Jego postanowienia sprowadzają się do propozycji: rezygnacja z broni jądrowej w zamian za stopniowe znoszenie sankcji wobec Iranu nałożonych przez ONZ, USA i UE za realizację programu atomowego poza kontrolą Międzynarodowej Agencji Energii Atomowej (MAEA). Teheran wyraził wstępną zgodę na takie rozwiązanie. Ostateczne porozumienie zakończyć ma 12-letni konflikt Iranu z państwami zachodnimi zaniepokojonymi jego programem nuklearnym.
– Brak porozumienia jest lepszy niż złe porozumienie – skomentował brak postępu w negocjacjach Philip Hammond, szef brytyjskiej dyplomacji. Użył dokładnie tego samego sformułowania, którym posługuje się prezydent Barack Obama. To on będzie ostatnią instancją aprobującą treść negocjowanego porozumienia. Wydaje się, że nastawiona negatywnie do negocjacji z Iranem większość w Kongresie odrzuci porozumienie. Obama zamierza jednak zgłosić swoje weto, co umożliwiłoby jego realizację. Pod warunkiem jednak, że Kongres nie uchyli większością dwu trzecich prezydenckiego weta. Obama chce więc porozumienia, z którym mógłby wygrać batalię z Kongresem.
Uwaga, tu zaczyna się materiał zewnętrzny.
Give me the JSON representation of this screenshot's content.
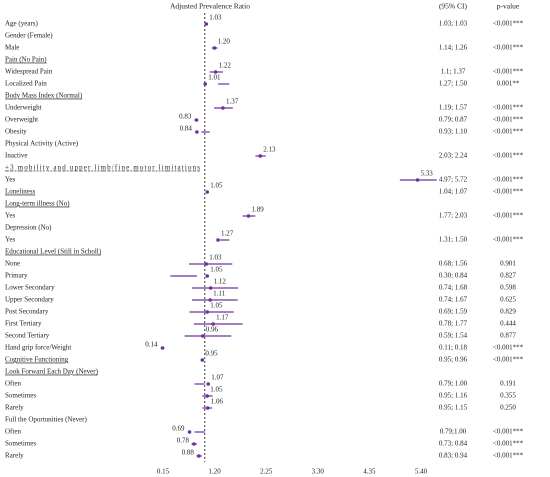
{
  "chart_data": {
    "type": "forest",
    "title": "Adjusted Prevalence Ratio",
    "ci_header": "(95% CI)",
    "p_header": "p-value",
    "color": "#7030a0",
    "ref_line": 1,
    "xlim": [
      0.15,
      5.4
    ],
    "xticks": [
      0.15,
      {
        "value": 1.2,
        "label": "1.20"
      },
      2.25,
      {
        "value": 3.3,
        "label": "3.30"
      },
      4.35,
      {
        "value": 5.4,
        "label": "5.40"
      }
    ],
    "categories": [
      "Age (years)",
      "Gender (Female)",
      "Male",
      "Pain (No Pain)",
      "Widespread Pain",
      "Localized Pain",
      "Body Mass Index (Normal)",
      "Underweight",
      "Overweight",
      "Obesity",
      "Physical Activity (Active)",
      "Inactive",
      "+3 mobility and upper limb/fine motor limitations",
      "Yes",
      "Loneliness",
      "Long-term illness (No)",
      "Yes",
      "Depression (No)",
      "Yes",
      "Educational Level (Still in Scholl)",
      "None",
      "Primary",
      "Lower Secondary",
      "Upper Secondary",
      "Post Secondary",
      "First Tertiary",
      "Second Tertiary",
      "Hand grip force/Weight",
      "Cognitive Functioning",
      "Look Forward Each Day (Never)",
      "Often",
      "Sometimes",
      "Rarely",
      "Full the Oportunities (Never)",
      "Often",
      "Sometimes",
      "Rarely"
    ],
    "values": [
      1.03,
      null,
      1.2,
      null,
      1.22,
      1.01,
      null,
      1.37,
      0.83,
      0.84,
      null,
      2.13,
      null,
      5.33,
      1.05,
      null,
      1.89,
      null,
      1.27,
      null,
      1.03,
      1.05,
      1.12,
      1.11,
      1.05,
      1.17,
      0.96,
      0.14,
      0.95,
      null,
      1.07,
      1.05,
      1.06,
      null,
      0.69,
      0.78,
      0.88
    ],
    "value_labels": [
      "1.03",
      null,
      "1.20",
      null,
      "1.22",
      "1.01",
      null,
      "1.37",
      "0.83",
      "0.84",
      null,
      "2.13",
      null,
      "5.33",
      "1.05",
      null,
      "1.89",
      null,
      "1.27",
      null,
      "1.03",
      "1.05",
      "1.12",
      "1.11",
      "1.05",
      "1.17",
      "0.96",
      "0.14",
      "0.95",
      null,
      "1.07",
      "1.05",
      "1.06",
      null,
      "0.69",
      "0.78",
      "0.88"
    ],
    "ci_low": [
      1.03,
      null,
      1.14,
      null,
      1.1,
      1.27,
      null,
      1.19,
      0.79,
      0.93,
      null,
      2.03,
      null,
      4.97,
      1.04,
      null,
      1.77,
      null,
      1.31,
      null,
      0.68,
      0.3,
      0.74,
      0.74,
      0.69,
      0.78,
      0.59,
      0.11,
      0.95,
      null,
      0.79,
      0.95,
      0.95,
      null,
      0.79,
      0.73,
      0.83
    ],
    "ci_high": [
      1.03,
      null,
      1.26,
      null,
      1.37,
      1.5,
      null,
      1.57,
      0.87,
      1.1,
      null,
      2.24,
      null,
      5.72,
      1.07,
      null,
      2.03,
      null,
      1.5,
      null,
      1.56,
      0.84,
      1.68,
      1.67,
      1.59,
      1.77,
      1.54,
      0.18,
      0.96,
      null,
      1.0,
      1.16,
      1.15,
      null,
      1.0,
      0.84,
      0.94
    ],
    "ci_labels": [
      "1.03; 1.03",
      null,
      "1.14; 1.26",
      null,
      "1.1; 1.37",
      "1.27; 1.50",
      null,
      "1.19; 1.57",
      "0.79; 0.87",
      "0.93; 1.10",
      null,
      "2.03; 2.24",
      null,
      "4.97; 5.72",
      "1.04; 1.07",
      null,
      "1.77; 2.03",
      null,
      "1.31; 1.50",
      null,
      "0.68; 1.56",
      "0.30; 0.84",
      "0.74; 1.68",
      "0.74; 1.67",
      "0.69; 1.59",
      "0.78; 1.77",
      "0.59; 1.54",
      "0.11; 0.18",
      "0.95; 0.96",
      null,
      "0.79; 1.00",
      "0.95; 1.16",
      "0.95; 1.15",
      null,
      "0.79;1.00",
      "0.73; 0.84",
      "0.83; 0.94"
    ],
    "p_values": [
      "<0.001***",
      null,
      "<0.001***",
      null,
      "<0.001***",
      "0.001**",
      null,
      "<0.001***",
      "<0.001***",
      "<0.001***",
      null,
      "<0.001***",
      null,
      "<0.001***",
      "<0.001***",
      null,
      "<0.001***",
      null,
      "<0.001***",
      null,
      "0.901",
      "0.827",
      "0.598",
      "0.625",
      "0.829",
      "0.444",
      "0.877",
      "<0.001***",
      "<0.001***",
      null,
      "0.191",
      "0.355",
      "0.250",
      null,
      "<0.001***",
      "<0.001***",
      "<0.001***"
    ]
  }
}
Jak wyjaśniła Federica Mogherini, patronująca w imieniu UE negocjacjom w Wiedniu, chodzi obecnie o przedłużenie rozmów o kilka dni.
– Wszystko wskazuje na to, że wcześniej czy później zakończą się one sukcesem. Z jednej strony jest to jeden z kluczowych projektów prezydenta Obamy, z drugiej stanowi ogromną szansę dla Iranu, którego gospodarka nie nabierze rozmachu, dopóki trwać będą sankcje – tłumaczy „Rz" Lina Khatib, szefowa bejruckiej sekcji European Council on Foreign Policy. Przypomina, że Izrael jest obecnie jedynym liczącym się na Bliskim Wschodzie przeciwnikiem porozumienia z Iranem negocjowanego przez USA, Wielką Brytanię, Francję, Niemcy, Chiny i Rosję.